喊完后,我本能的做出了一個屏住呼吸的動作,用自己的手堵住了嘴,然后看向他們兩個,他們兩個也正滿臉不解地看著我。
沒有石壁的映照,還是看不到那黑霧,他們兩個看著我奇怪的表情,也學著用手堵住了嘴,但并不明白是什么意思。
老嫖對著我眨了幾下眼睛,意思是想問我怎么了,看著我堵嘴,他兩誰都沒敢說話。
此時我也不知道該怎么解釋了,對著老嫖一扭頭,讓他過來自己看。為了讓老嫖盡快看明白,我特意放下了堵住嘴的手,指了一下石壁上聚集的黑霧和不黑處的我們三個。
并且有意的區分指給老嫖看,有亮點的那個是我,我點了一下帶亮點的那個不亮處,然后點了一下我。
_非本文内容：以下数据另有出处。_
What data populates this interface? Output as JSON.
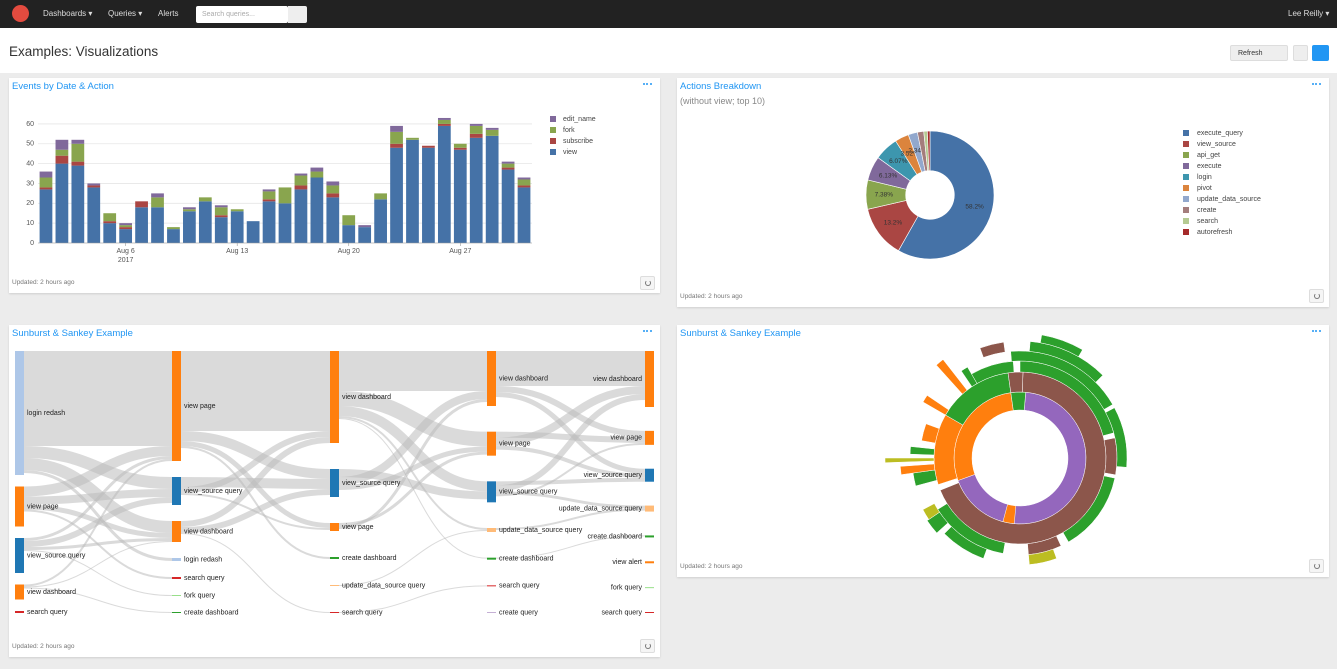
{
  "nav": {
    "menu": [
      "Dashboards",
      "Queries",
      "Alerts"
    ],
    "search_placeholder": "Search queries...",
    "user": "Lee Reilly"
  },
  "page": {
    "title": "Examples: Visualizations",
    "refresh_button": "Refresh"
  },
  "widgets": [
    {
      "title": "Events by Date & Action",
      "updated": "Updated: 2 hours ago",
      "chart_data": {
        "type": "bar",
        "stacked": true,
        "grid": true,
        "legend": "right",
        "x": [
          "2017-08-01",
          "2017-08-02",
          "2017-08-03",
          "2017-08-04",
          "2017-08-05",
          "2017-08-06",
          "2017-08-07",
          "2017-08-08",
          "2017-08-09",
          "2017-08-10",
          "2017-08-11",
          "2017-08-12",
          "2017-08-13",
          "2017-08-14",
          "2017-08-15",
          "2017-08-16",
          "2017-08-17",
          "2017-08-18",
          "2017-08-19",
          "2017-08-20",
          "2017-08-21",
          "2017-08-22",
          "2017-08-23",
          "2017-08-24",
          "2017-08-25",
          "2017-08-26",
          "2017-08-27",
          "2017-08-28",
          "2017-08-29",
          "2017-08-30",
          "2017-08-31"
        ],
        "series": [
          {
            "name": "view",
            "color": "#4572a7",
            "values": [
              27,
              40,
              39,
              28,
              10,
              7,
              18,
              18,
              7,
              16,
              21,
              13,
              16,
              11,
              21,
              20,
              27,
              33,
              23,
              9,
              8,
              22,
              48,
              52,
              48,
              59,
              47,
              53,
              54,
              37,
              28
            ]
          },
          {
            "name": "subscribe",
            "color": "#aa4643",
            "values": [
              1,
              4,
              2,
              1,
              1,
              1,
              3,
              0,
              0,
              0,
              0,
              1,
              0,
              0,
              1,
              0,
              2,
              0,
              2,
              0,
              0,
              0,
              2,
              0,
              1,
              1,
              1,
              2,
              0,
              1,
              1
            ]
          },
          {
            "name": "fork",
            "color": "#89a54e",
            "values": [
              5,
              3,
              9,
              0,
              4,
              1,
              0,
              5,
              1,
              1,
              2,
              4,
              1,
              0,
              4,
              8,
              5,
              3,
              4,
              5,
              0,
              3,
              6,
              1,
              0,
              2,
              2,
              4,
              3,
              2,
              3
            ]
          },
          {
            "name": "edit_name",
            "color": "#80699b",
            "values": [
              3,
              5,
              2,
              1,
              0,
              1,
              0,
              2,
              0,
              1,
              0,
              1,
              0,
              0,
              1,
              0,
              1,
              2,
              2,
              0,
              1,
              0,
              3,
              0,
              0,
              1,
              0,
              1,
              1,
              1,
              1
            ]
          }
        ],
        "ylim": [
          0,
          65
        ],
        "yticks": [
          0,
          10,
          20,
          30,
          40,
          50,
          60
        ],
        "xticks": [
          {
            "value": "2017-08-06",
            "label": "Aug 6\n2017"
          },
          {
            "value": "2017-08-13",
            "label": "Aug 13"
          },
          {
            "value": "2017-08-20",
            "label": "Aug 20"
          },
          {
            "value": "2017-08-27",
            "label": "Aug 27"
          }
        ]
      }
    },
    {
      "title": "Actions Breakdown",
      "subtitle": "(without view; top 10)",
      "updated": "Updated: 2 hours ago",
      "chart_data": {
        "type": "pie",
        "hole": 0.38,
        "legend": "right",
        "categories": [
          "execute_query",
          "view_source",
          "api_get",
          "execute",
          "login",
          "pivot",
          "update_data_source",
          "create",
          "search",
          "autorefresh"
        ],
        "values": [
          58.2,
          13.2,
          7.38,
          6.13,
          6.07,
          3.52,
          2.34,
          1.6,
          0.9,
          0.66
        ],
        "value_labels": [
          "58.2%",
          "13.2%",
          "7.38%",
          "6.13%",
          "6.07%",
          "3.52%",
          "2.34%",
          null,
          null,
          null
        ],
        "colors": [
          "#4572a7",
          "#aa4643",
          "#89a54e",
          "#80699b",
          "#3d96ae",
          "#db843d",
          "#92a8cd",
          "#a47d7c",
          "#b5ca92",
          "#a52a2a"
        ]
      }
    },
    {
      "title": "Sunburst & Sankey Example",
      "updated": "Updated: 2 hours ago",
      "chart_data": {
        "type": "sankey",
        "columns": [
          [
            {
              "name": "login redash",
              "value": 124,
              "color": "#aec7e8"
            },
            {
              "name": "view page",
              "value": 40,
              "color": "#ff7f0e"
            },
            {
              "name": "view_source query",
              "value": 35,
              "color": "#1f77b4"
            },
            {
              "name": "view dashboard",
              "value": 15,
              "color": "#ff7f0e"
            },
            {
              "name": "search query",
              "value": 2,
              "color": "#d62728"
            }
          ],
          [
            {
              "name": "view page",
              "value": 110,
              "color": "#ff7f0e"
            },
            {
              "name": "view_source query",
              "value": 28,
              "color": "#1f77b4"
            },
            {
              "name": "view dashboard",
              "value": 21,
              "color": "#ff7f0e"
            },
            {
              "name": "login redash",
              "value": 3,
              "color": "#aec7e8"
            },
            {
              "name": "search query",
              "value": 2,
              "color": "#d62728"
            },
            {
              "name": "fork query",
              "value": 1,
              "color": "#98df8a"
            },
            {
              "name": "create dashboard",
              "value": 1,
              "color": "#2ca02c"
            }
          ],
          [
            {
              "name": "view dashboard",
              "value": 92,
              "color": "#ff7f0e"
            },
            {
              "name": "view_source query",
              "value": 28,
              "color": "#1f77b4"
            },
            {
              "name": "view page",
              "value": 8,
              "color": "#ff7f0e"
            },
            {
              "name": "create dashboard",
              "value": 2,
              "color": "#2ca02c"
            },
            {
              "name": "update_data_source query",
              "value": 1,
              "color": "#ffbb78"
            },
            {
              "name": "search query",
              "value": 1,
              "color": "#d62728"
            }
          ],
          [
            {
              "name": "view dashboard",
              "value": 55,
              "color": "#ff7f0e"
            },
            {
              "name": "view page",
              "value": 24,
              "color": "#ff7f0e"
            },
            {
              "name": "view_source query",
              "value": 21,
              "color": "#1f77b4"
            },
            {
              "name": "update_data_source query",
              "value": 4,
              "color": "#ffbb78"
            },
            {
              "name": "create dashboard",
              "value": 2,
              "color": "#2ca02c"
            },
            {
              "name": "search query",
              "value": 1,
              "color": "#d62728"
            },
            {
              "name": "create query",
              "value": 1,
              "color": "#c5b0d5"
            }
          ],
          [
            {
              "name": "view dashboard",
              "value": 56,
              "color": "#ff7f0e"
            },
            {
              "name": "view page",
              "value": 14,
              "color": "#ff7f0e"
            },
            {
              "name": "view_source query",
              "value": 13,
              "color": "#1f77b4"
            },
            {
              "name": "update_data_source query",
              "value": 6,
              "color": "#ffbb78"
            },
            {
              "name": "create dashboard",
              "value": 2,
              "color": "#2ca02c"
            },
            {
              "name": "view alert",
              "value": 2,
              "color": "#ff7f0e"
            },
            {
              "name": "fork query",
              "value": 1,
              "color": "#98df8a"
            },
            {
              "name": "search query",
              "value": 1,
              "color": "#d62728"
            }
          ]
        ],
        "links": [
          [
            {
              "source": "login redash",
              "target": "view page",
              "value": 95
            },
            {
              "source": "login redash",
              "target": "view_source query",
              "value": 12
            },
            {
              "source": "login redash",
              "target": "view dashboard",
              "value": 12
            },
            {
              "source": "login redash",
              "target": "login redash",
              "value": 3
            },
            {
              "source": "view page",
              "target": "view page",
              "value": 10
            },
            {
              "source": "view page",
              "target": "view_source query",
              "value": 8
            },
            {
              "source": "view page",
              "target": "view dashboard",
              "value": 5
            },
            {
              "source": "view page",
              "target": "search query",
              "value": 2
            },
            {
              "source": "view_source query",
              "target": "view page",
              "value": 3
            },
            {
              "source": "view_source query",
              "target": "view_source query",
              "value": 6
            },
            {
              "source": "view_source query",
              "target": "view dashboard",
              "value": 3
            },
            {
              "source": "view_source query",
              "target": "fork query",
              "value": 1
            },
            {
              "source": "view dashboard",
              "target": "view page",
              "value": 2
            },
            {
              "source": "view dashboard",
              "target": "view dashboard",
              "value": 1
            },
            {
              "source": "view dashboard",
              "target": "create dashboard",
              "value": 1
            }
          ],
          [
            {
              "source": "view page",
              "target": "view dashboard",
              "value": 80
            },
            {
              "source": "view page",
              "target": "view_source query",
              "value": 10
            },
            {
              "source": "view page",
              "target": "view page",
              "value": 5
            },
            {
              "source": "view page",
              "target": "create dashboard",
              "value": 2
            },
            {
              "source": "view_source query",
              "target": "view_source query",
              "value": 10
            },
            {
              "source": "view_source query",
              "target": "view dashboard",
              "value": 6
            },
            {
              "source": "view_source query",
              "target": "view page",
              "value": 2
            },
            {
              "source": "view dashboard",
              "target": "view dashboard",
              "value": 6
            },
            {
              "source": "view dashboard",
              "target": "view_source query",
              "value": 6
            },
            {
              "source": "view dashboard",
              "target": "search query",
              "value": 1
            }
          ],
          [
            {
              "source": "view dashboard",
              "target": "view dashboard",
              "value": 40
            },
            {
              "source": "view dashboard",
              "target": "view page",
              "value": 15
            },
            {
              "source": "view dashboard",
              "target": "view_source query",
              "value": 10
            },
            {
              "source": "view dashboard",
              "target": "update_data_source query",
              "value": 2
            },
            {
              "source": "view dashboard",
              "target": "create dashboard",
              "value": 1
            },
            {
              "source": "view_source query",
              "target": "view_source query",
              "value": 8
            },
            {
              "source": "view_source query",
              "target": "view dashboard",
              "value": 8
            },
            {
              "source": "view_source query",
              "target": "view page",
              "value": 5
            },
            {
              "source": "view page",
              "target": "view page",
              "value": 3
            },
            {
              "source": "view page",
              "target": "view dashboard",
              "value": 3
            },
            {
              "source": "update_data_source query",
              "target": "update_data_source query",
              "value": 1
            },
            {
              "source": "search query",
              "target": "search query",
              "value": 1
            }
          ],
          [
            {
              "source": "view dashboard",
              "target": "view dashboard",
              "value": 35
            },
            {
              "source": "view dashboard",
              "target": "view page",
              "value": 6
            },
            {
              "source": "view dashboard",
              "target": "view_source query",
              "value": 5
            },
            {
              "source": "view page",
              "target": "view page",
              "value": 6
            },
            {
              "source": "view page",
              "target": "view dashboard",
              "value": 8
            },
            {
              "source": "view page",
              "target": "view_source query",
              "value": 4
            },
            {
              "source": "view_source query",
              "target": "view_source query",
              "value": 4
            },
            {
              "source": "view_source query",
              "target": "view dashboard",
              "value": 6
            },
            {
              "source": "view_source query",
              "target": "update_data_source query",
              "value": 3
            },
            {
              "source": "view_source query",
              "target": "view page",
              "value": 2
            },
            {
              "source": "update_data_source query",
              "target": "update_data_source query",
              "value": 2
            },
            {
              "source": "create dashboard",
              "target": "create dashboard",
              "value": 1
            }
          ]
        ]
      }
    },
    {
      "title": "Sunburst & Sankey Example",
      "updated": "Updated: 2 hours ago"
    }
  ]
}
又提示他,離我近的那個是他,然后又指向第三個。
當我指向第三個的時候,心里咯噔一下,頭發幾乎都要立起來了。
那個在石壁中顯示的蕭莫言,已經被濃密的黑霧所籠罩了。我不知道是不是自己眼花了,那黑霧就像是伸出兩條大手一般,正奔向蕭莫言,并且那縷細小的黑霧,還在不斷的朝她那里飄動。
我連忙回頭去看,在回頭的過程中,我看到老嫖的臉色變得鐵青,兩眼緊盯著石壁。
當我即將要轉向蕭莫言的時候,老嫖瞬間碰了我一下,以最快速的動作,用手指向石壁,讓我再看一眼石壁。
我也不知道這是人的習慣,還是本能的一種反應,竟然順著老嫖的手指又看回到石壁上。
這不看還好,這一看,嚇得我滿腦門子的冷汗。
只見石壁上顯示蕭莫言的位置,在她頭頂的上方黑霧轉變了,不再是單純的聚集了,黑霧開始變得有形態。
那種形態讓人看上去不寒而栗,毛骨悚然。我開始理解老嫖的臉色為什么會變得如此鐵青,沒有人見到此刻的情景會不驚恐的。
原本濃密的黑霧,在蕭莫言的頭頂上形成了一個人狀,不,那不是人狀,簡直就是黑暗中的魔鬼,特別是那個巨大的骷髏頭,眼眶和下顎在石壁上顯現的無比清晰,它的巨大已經超出了我對魔鬼的想象。
剛剛伸出來的兩條黑霧,如同魔鬼的兩只大手,盤旋在蕭莫言的脖子上。那是一個要掐死人的動作,或者說,那更像是要勒死人的動作。
我和老嫖幾乎
是同時轉頭去看蕭莫言,她并不知道發生了什么,也在看著我和老嫖。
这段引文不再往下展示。